I am at a Panera Bread, gentle classical music raining down on me. I have just finished Chapter 12 of my novel, with nine more to go in this first draft. In the preceding weeks I have come to terms that it will take much longer than I had anticipated for a final draft to emerge. But this is ok. It has to be. I will not settle for anything less than a work of art, self-torturer that I am.

And now...I am trying to be still and go slow and embrace the gift of time I have right at the moment, but finding it so hard. I sense that God wants to show me something right now, but I feel blind.

My BlackBerry is nearby. I have already glanced at my email a couple of times. Across town at T-Mobile, the game is going on. Metrics are being evaluated. The grind there never stops. It gets in your bloodstream, and it is hard to escape. The emails keep coming. I have to stop looking at them, at least for today and tomorrow. My finger almost involuntarily clicks on the space button in order to illuminate the screen, and it feels rather OCD. Maybe one day I will have the guts to leave this device that puts food on my table at home as I approach the table of contemplation.

I should have brought my iPod with me instead, to drown out some noise with the companion of my favorite songs from across my lifetime. I am finding that the snippets of multiple conversations cascading around me are somewhat getting on my nerves. A lot of minutia of the minutia, uttered by well-meaning, normal people. I have no right to judge them or be annoyed by their presence. I may need to scoot over to the library, but only after grabbing a chocolate croissant first. The problem is me, and my inability to quiet my heart and mind.

During the past few days, I have thought back to my time in seminary, in Wilmore, Kentucky, when life seemed far more innocent. I was aware of my brokenness but not fully conscious of my capacity for darkness. For hours at a time I would be still in prayer.

Across nearly a decade post-graduation now, I have been tested; all of the insights and wisdom and heartfelt touches have been tried by fire. There is far more noise, the price of more abundance. And at times I scarely know the younger man who journeyed to seminary and grew so much along the way, who emerged to seek to be a leader in the church, who was so hungry for God. I do not know how to go back and re-enter that wineskin, and I suppose I cannot and should not for the old has passed away. There is so much potential in the present.

Yet it it tough to become garbed in a new wineskin, to find a size that fits.

Spiritually, the structure and focus of seminary life gave me a sense of identity that accelerated my pursuit of the sacred. As an appointed pastor the first part of this decade, I had a grounded identity as well.

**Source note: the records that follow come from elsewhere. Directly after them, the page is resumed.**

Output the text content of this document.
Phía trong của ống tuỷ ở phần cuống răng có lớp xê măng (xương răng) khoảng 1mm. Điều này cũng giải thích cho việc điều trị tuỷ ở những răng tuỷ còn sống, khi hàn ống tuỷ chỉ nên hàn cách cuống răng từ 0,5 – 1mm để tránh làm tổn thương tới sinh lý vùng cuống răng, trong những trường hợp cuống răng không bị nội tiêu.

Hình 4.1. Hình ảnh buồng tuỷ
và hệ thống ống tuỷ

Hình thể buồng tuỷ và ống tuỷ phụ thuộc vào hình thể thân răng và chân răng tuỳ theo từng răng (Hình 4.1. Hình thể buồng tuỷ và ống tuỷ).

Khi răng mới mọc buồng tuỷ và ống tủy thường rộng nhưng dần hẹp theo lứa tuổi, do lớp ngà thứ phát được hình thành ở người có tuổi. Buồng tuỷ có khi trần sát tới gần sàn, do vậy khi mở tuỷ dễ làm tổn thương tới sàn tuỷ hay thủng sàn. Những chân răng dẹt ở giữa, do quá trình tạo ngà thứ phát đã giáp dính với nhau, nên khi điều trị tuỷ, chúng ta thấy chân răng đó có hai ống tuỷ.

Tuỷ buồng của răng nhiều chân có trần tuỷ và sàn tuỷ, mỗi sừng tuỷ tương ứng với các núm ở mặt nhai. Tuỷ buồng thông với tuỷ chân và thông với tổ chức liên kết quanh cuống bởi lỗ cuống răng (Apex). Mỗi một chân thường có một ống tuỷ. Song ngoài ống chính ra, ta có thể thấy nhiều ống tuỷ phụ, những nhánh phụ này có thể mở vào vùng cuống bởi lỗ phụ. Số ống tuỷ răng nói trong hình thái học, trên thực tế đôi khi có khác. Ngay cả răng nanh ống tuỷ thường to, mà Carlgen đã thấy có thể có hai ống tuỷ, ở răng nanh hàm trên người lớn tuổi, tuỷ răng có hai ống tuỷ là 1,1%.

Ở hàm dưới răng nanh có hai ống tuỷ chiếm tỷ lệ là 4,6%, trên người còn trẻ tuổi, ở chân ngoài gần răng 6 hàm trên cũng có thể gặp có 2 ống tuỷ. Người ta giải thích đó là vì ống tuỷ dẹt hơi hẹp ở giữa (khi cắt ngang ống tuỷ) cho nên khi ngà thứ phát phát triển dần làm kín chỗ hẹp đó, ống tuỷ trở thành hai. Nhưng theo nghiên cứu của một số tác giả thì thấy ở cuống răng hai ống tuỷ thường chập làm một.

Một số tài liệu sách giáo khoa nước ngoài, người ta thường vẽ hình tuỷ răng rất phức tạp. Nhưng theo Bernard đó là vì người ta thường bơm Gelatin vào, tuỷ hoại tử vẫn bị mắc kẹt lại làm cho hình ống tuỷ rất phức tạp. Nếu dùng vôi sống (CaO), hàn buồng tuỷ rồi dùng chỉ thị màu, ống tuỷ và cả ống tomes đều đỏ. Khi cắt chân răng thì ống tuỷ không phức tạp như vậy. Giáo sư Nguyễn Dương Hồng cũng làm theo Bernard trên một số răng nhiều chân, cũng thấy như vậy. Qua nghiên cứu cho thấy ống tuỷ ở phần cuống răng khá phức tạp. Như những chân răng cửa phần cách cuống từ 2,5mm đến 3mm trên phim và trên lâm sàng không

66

For nearly five-and-a-half years now, seving in the business world while writing and offering my spiritual gifts at churches from time to time, this identity has felt far more sketchy. It seems as though I slashing my way through endless rows of tall corn, making a new path that I sense is leading to something but without any final confirmations of what it might be. I would like to find a clearing in the field for just a few minutes, and lay there on the scratchy ground and be enveloped by the peaceful quiet I recall from visiting the heart of Nebraska a few years ago.

The classical music continues. The Panera cafe has grown a little more quiet, the lull before the next wave of patrons. I am really considering that croissant.

Writing this out has been a form of therapy. It makes western the eastern streams flowing through my mind, gives linear flow to the circular. I need a healthy dose of both the linear and the circular, in order to get closer to the taste of that holistic identity and the feel of new skin.

Mmm. For now, the taste of chocolate suffices. The journey continues.